In a medium saucepan bring water and quinoa to a boil.  Reduce heat to simmer  and cook until all water is absorbed about 15 minutes.  Let quinoa cool.

In a small bowl, whisk together olive/flax oil, lime juice, cumin and red pepper flakes.

Combine quinoa, black beans, tomatoes and green onions in a large bowl.  Drizzle oil mixture over quinoa mixture and toss in cilantro.  Season with salt and pepper.


Baked Quinoa (keen-‘wah) Cakes

Baked Quinoa CakesIngredients:

•    1 cup quinoa, rinsed and drained
•    1 tbsp olive oil
•    ½ yellow onion, finely chopped
•    ½ cup grated carrots
•    ½ cup red bell pepper, finely chopped
•    1 cup baby spinach, finely sliced
•    6 cloves garlic, minced
•    2 tbsp ground flaxseed mixed with 6 tbsp water
•    ½ cup whole wheat spelt flour mixture
•    3 tsp red pepper flakes
•    1 tsp cumin
•    ½ Celtic sea salt
•    ¼ tsp ground black pepper


Preheat oven to 350°F.  Cook quinoa in 2 cups water, bring to boil and let simmer on medium-low heat for 10-15 minutes until all water is absorbed.
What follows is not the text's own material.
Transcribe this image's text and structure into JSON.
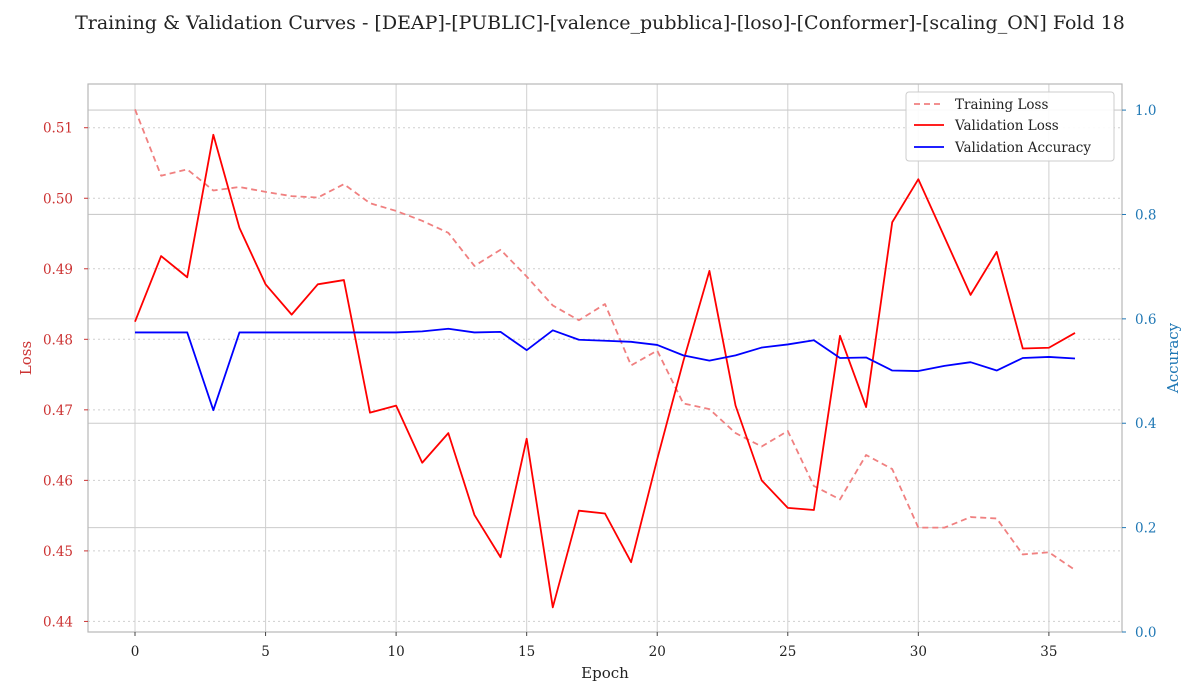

Heat oil in skillet.  Sauté onions, carrots, pepper and garlic for 8 – 10 minutes.  Add spinach when 3 minutes remain.  Place sautéed vegetables in a large bowl and set aside.

Add cooked quinoa and all remaining ingredients to vegetables and mix well.

Form mixture into balls and place on a baking sheet lined with parchment paper.  Press the balls into patties before baking.

Bake for 15 – 18 minutes on each side.